Infectious spleen and kidney necrosis virus (ISKNV) is the type species of the Megalocytivirus genus, Iridoviridae family, causing a severe systemic disease with high mortality to mandarin fish (Siniperca chuatsi) in China and South-East Asia. Up to now, the pathogenesis of ISKNV infection is still not fully understood. Based on a genome-wide bioinformatics analysis of ISKNV-encoded proteins, we found that ISKNV open reading frame 119L (ORF119L) is predicted to encode a three ankyrin-repeats (3ANK) domain-containing protein, which shows high similarity to the dominant-negative form of integrin-linked kinase (ILK), i.e., viral ORF119L lacks the ILK kinase domain. Thus, we speculated that viral ORF119L might affect the host ILK complex. Here, we demonstrated that viral ORF119L directly interacts with particularly interesting Cys-His-rich protein (PINCH) and affects the host ILK-PINCH interaction in vitro in Fathead minnow (FHM) cells.

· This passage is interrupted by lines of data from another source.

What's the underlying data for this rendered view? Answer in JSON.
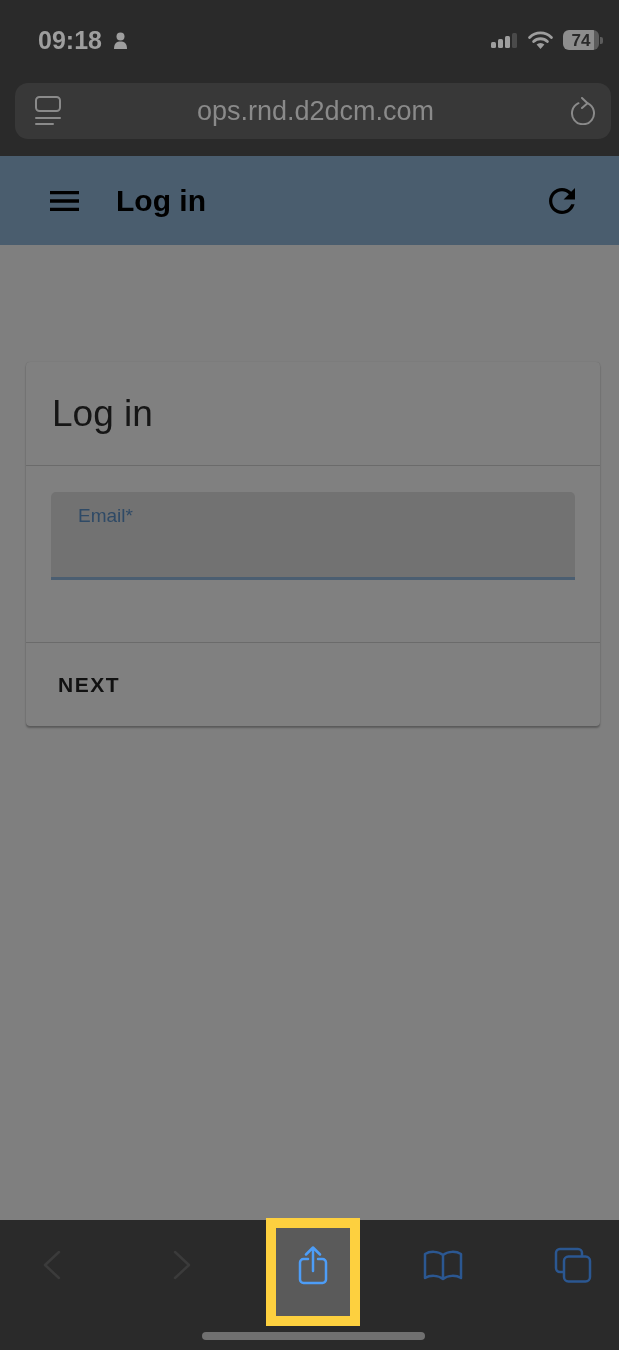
{
  "status_bar": {
    "time": "09:18",
    "battery": "74"
  },
  "address_bar": {
    "url": "ops.rnd.d2dcm.com"
  },
  "app_bar": {
    "title": "Log in"
  },
  "login_card": {
    "title": "Log in",
    "email_field": {
      "label": "Email*",
      "focused": true
    },
    "next_button": "NEXT"
  },
  "toolbar": {
    "items": [
      {
        "kind": "back",
        "disabled": true,
        "highlighted": false
      },
      {
        "kind": "forward",
        "disabled": true,
        "highlighted": false
      },
      {
        "kind": "share",
        "disabled": false,
        "highlighted": true
      },
      {
        "kind": "bookmarks",
        "disabled": false,
        "highlighted": false
      },
      {
        "kind": "tabs",
        "disabled": false,
        "highlighted": false
      }
    ]
  }
}
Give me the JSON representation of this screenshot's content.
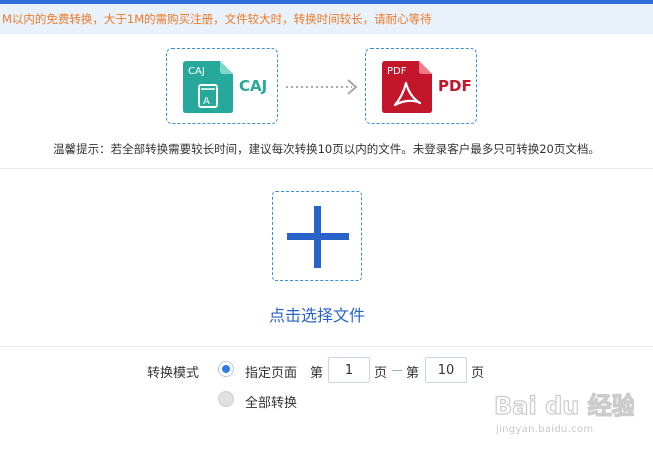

In vivo ORF119L overexpression in zebrafish (Danio rerio) embryos resulted in myocardial dysfunctions with disintegration of sarcomeric Z-disk. Importantly, ORF119L overexpression in zebrafish highly resembles the phenotype of endogenous ILK inhibition, either by over-expressing a dominant-negative form of ILK or by injecting an ILK antisense morpholino. Intriguingly, ISKNV-infected mandarin fish develop disorganized sarcomeric Z-disk in cardiomyocytes. Furthermore, phosphorylation of AKT, a downstream effector of ILK, was remarkably decreased in ORF119L overexpressing zebrafish embryos. As such, we show that ISKNV ORF119L acts as a domain-negative inhibitor of the host ILK, providing a novel mechanism for the megalocytivirus pathogenesis. IMPORTANCE: Our work is the first to show the role of a dominant-negative inhibitor of the host ILK from ISKNV (an Iridovirus). Mechanistically, the viral ORF119L directly binds to the host PINCH, attenuates the host PINCH-ILK interaction, and thus impairs the ILK signalling. Intriguingly, ORF119L-overexpressing zebrafish embryos and ISKNV-infected mandarin fish develop similar disordered sarcomeric Z-disk in cadiomyocytes. These findings provide a novel mechanism for megalocytivirus pathogenesis.